In my
Venice Imagined essay, I did not lay out any real expectations I had for
Venice, but rather questions I wanted answered. Namely, I wondered about how
the culture of a city changes when you take the cars out of it. The answer to
that was, no surprisingly, everything slows down. Dinner takes two hours
instead of fifteen minutes, and as we heard from our guide to the clock tower,
time is significant only to the hour, not the minute. What most stuck out to
me, however, was how normal the lack of cars felt. Walking around Venice for a
week was a reminder of how natural it is for humans to move no faster than they
can run and just how different our lives are from this natural state because of
the vehicle.
While
walking around Venice, I noticed that I felt much calmer than I normally do. I
thought that the cause of that might have been the sudden relief from the
massive amount of homework that comes along with being an engineering student,
but at the same time, I knew that it was still looming for next week and thus
eliminated that as the cause. I realized that the particular calm I was feeling
was not something I felt every day, but something I had felt before. Namely, it
was similar to how I felt while hiking well into the backcountry of Yosemite or
Rocky Mountain National Park. From that observation, I was able to identify the
common thread that I think was the cause – in both cases, there are no cars.
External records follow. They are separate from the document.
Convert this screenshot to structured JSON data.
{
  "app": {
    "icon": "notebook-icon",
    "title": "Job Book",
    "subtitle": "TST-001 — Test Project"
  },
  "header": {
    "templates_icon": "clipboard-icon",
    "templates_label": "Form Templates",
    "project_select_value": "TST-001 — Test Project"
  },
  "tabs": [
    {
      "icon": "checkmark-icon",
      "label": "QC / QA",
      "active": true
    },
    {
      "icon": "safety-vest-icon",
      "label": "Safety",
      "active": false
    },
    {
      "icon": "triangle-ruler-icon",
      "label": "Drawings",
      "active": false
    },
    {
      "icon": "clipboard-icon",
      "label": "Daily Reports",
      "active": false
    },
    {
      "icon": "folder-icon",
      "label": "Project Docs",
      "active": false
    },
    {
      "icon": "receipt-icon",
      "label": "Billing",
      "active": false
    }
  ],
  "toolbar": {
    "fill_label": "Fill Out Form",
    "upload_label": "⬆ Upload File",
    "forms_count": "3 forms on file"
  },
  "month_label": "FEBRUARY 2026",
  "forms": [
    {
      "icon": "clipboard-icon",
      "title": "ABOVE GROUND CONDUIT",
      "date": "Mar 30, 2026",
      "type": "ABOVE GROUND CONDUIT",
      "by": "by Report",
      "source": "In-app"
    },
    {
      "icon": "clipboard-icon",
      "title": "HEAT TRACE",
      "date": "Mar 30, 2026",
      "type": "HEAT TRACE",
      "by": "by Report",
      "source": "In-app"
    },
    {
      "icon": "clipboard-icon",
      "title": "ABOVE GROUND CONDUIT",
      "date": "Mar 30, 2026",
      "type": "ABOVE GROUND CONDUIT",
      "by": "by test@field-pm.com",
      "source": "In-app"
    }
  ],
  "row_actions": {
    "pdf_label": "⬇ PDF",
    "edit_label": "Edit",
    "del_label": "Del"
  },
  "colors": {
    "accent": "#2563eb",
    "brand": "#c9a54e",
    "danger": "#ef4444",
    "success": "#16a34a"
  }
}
I think that cars cause us more
stress than we realize, particularly when we’re walking near them. Consider
running a race. If I was cruising along at whatever pace I’ve set and suddenly
someone passed me, it would likely shake my nerves a bit. I’d likely think that
my pace wasn’t fast enough, and I’d run a little faster. If it happened again,
I’d try to run even faster. This would continue until I was running too fast
for me to maintain the speed I was running at.
Life
is not a race per se, but I don’t believe we’re immune to the effects of cars
constantly zooming past us. Unconsciously, we walk a little faster. We work a
little longer. We spent a little less time relaxing. We are confronted with the
fact that someone else is doing more with their time than us every time we are
passed. Whether we realize it or not, simply being around cars quickens the
pace of our lives and raises the amount of stress in them.
Then
there is Venice. No one is going anywhere in a hurry because no one can. There
are still jobs that need to be done and places to be, but nothing is quite as
urgent. Sitting down and having a three-hour long meal with friends no longer
seems like a time drain, but rather something that is desirable, even
necessary. I didn’t find myself constantly thinking of what needed to be done
next. Rather, I focused on what was happening in the present.
Additionally,
Venice is much quieter than any other city I’ve ever been to because of the
lack of cars. This struck me the most when we were walking back from dinner at
Osteria alla Staffa around ten at night. I thought about how noisy Chicago is
at the same time of night. The rumble of the “L” can be heard periodically,
buses whoosh by, and cars honk. The background noise is virtually
indistinguishable from that of the daytime. In Venice, however, there is near
silence. Boat traffic seems to die down to nearly nothing, and it disappears
once you’re far enough inland. All the noises of people out in the streets
working during the day have died off. The only sound is of the footsteps of the
group your walking with and perhaps of running water if you’re close enough to
a canal. To think of Chicago ever being so quiet is unimaginable.
In
the “On the Exotic” chapter of The Art of
Travel, Botton suggests that what we are attracted to abroad is “what we
hunger for in vain at home.” In Venice, I found a slower pace of life that
simply isn’t possible in any part of urban America along with all of the
resources, such as museums and restaurants, which can be found only in cities. I
am glad I was able to experience this beautiful lifestyle, if only for a week.